Des exigences bloquantes et un cadre incomplet :
Le décret-loi n° 2022-02 du 4 janvier 2022, portant organisation de l’activité du renseignement de crédit a posé des conditions très restrictives afin de garantir la fiabilité de l’information ainsi que le bon usage dans le cadre du respect de la loi sur les données personnelles.
Ce cadre règlementaire était aussi très restrictif vu qu’il a imposé dans son article 10 que le capital minimum pour des sociétés d’information sur le crédit est de 3 millions de dinars. Un montant conséquent qui peut dissuader plusieurs investisseurs.
L’article 6 impose aussi l’obtention d’un autre agrément de l’instance sur la protection des données personnelles, ce qui est de nature à allonger les procédures administratives en ayant plusieurs interlocuteurs.
Le demandeur d’agrément doit aussi présenter des conventions signées avec les fournisseurs d’informations à savoir les banques, Les établissements financiers, les sociétés de recouvrement des créances, les commerçants s’adonnant aux ventes avec facilités de paiement, les institutions de microfinance, les compagnies d’assurance, les entreprises, les établissements et les administrations fournissant des prestations de services au public (STEG, SONEDE, TELECOM…), et toute autre société d’information sur le crédit agréée.
L’adhésion de tous ces opérateurs n’est pas aussi évidente, surtout pour les établissements publics.
Une circulaire de la Banque Centrale (cir n°2022-09 datant du 25/10/2022) a fixé les procédures de demande d’agrément pour l’exercice d’activité de renseignement de crédit, des documents et données devant être fournis.
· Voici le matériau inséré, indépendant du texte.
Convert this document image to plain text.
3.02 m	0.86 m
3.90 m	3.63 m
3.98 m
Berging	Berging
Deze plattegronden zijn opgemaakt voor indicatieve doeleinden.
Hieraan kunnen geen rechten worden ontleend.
Selon l’article 8 du decret-loi de 2022, la BCT est appelée à prendre « La décision d’agrément est prise dans un délai de quatre mois à compter de la date de communication de tous les renseignements demandés ». En cas de refus la BCT n’est pas obligée de motiver sa décision, et le demandeur n’a pas aucun recours à faire.
La circulaire de la BCT du 25/10/2022 a aussi exigé des documents très sensibles qui doivent être présentés par le demandeur. En effet, il est obligé de fournir :
– la stratégie de développement de la société de renseignement de crédit à créer, le modèle d’affaires cible et les objectifs stratégiques avec une description des domaines d’activité et de la clientèle cible.
– L’étude de marché et de l’environnement économique et financier de la société de renseignement de crédit à créer et son positionnement cible sur le marché et les diverses lignes de métiers. – La politique commerciale reflétant les orientations stratégiques : services, clientèle cible, domaines d’activité et politique tarifaire.
– Une note sur la nature et l’étendue des risques auxquels la société de renseignement de crédit sera exposée (risques de réputation, risques juridiques, risques technologiques, risques opérationnels, risques cybernétiques…).
– La politique de financement de la société de renseignement de crédit: les principales sources et conditions de financement en termes de coût et de maturité.
Des rapports qui portent principalement sur le secret d’affaire et qui ne peuvent pas être divulgués à n’importe quelle instance.
Il est à noter aussi que la BCT n’a pas publié jusqu’à présent la circulaire fixant la liste des informations se rapportant aux informations sur le crédit. Pourtant la circulaire est l’un des axes de la stratégie national pour l’amélioration du climat des affaires, et le chainon manquant pour compléter le cadre règlementaire des bureaux d’information sur le crédit.
Pour résumer, il ne faut pas s’attendre à voir une société d’information sur le crédit dans le paysage financier tunisien en 2024 et même en 2025, vu la sensibilité de ces établissements et ce malgré leur importance. L’idée n’est pas acceptée par tout le monde, et certains voulant opérer dans le noir, s’opposent à ce genre de projets.
Le cadre règlementaire lui-même, et avant même son application doit être révisé pour intégrer plus de souplesse, surtout au niveau du capital à mobiliser, et fixer la BCT comme interlocuteur unique pour les investisseurs.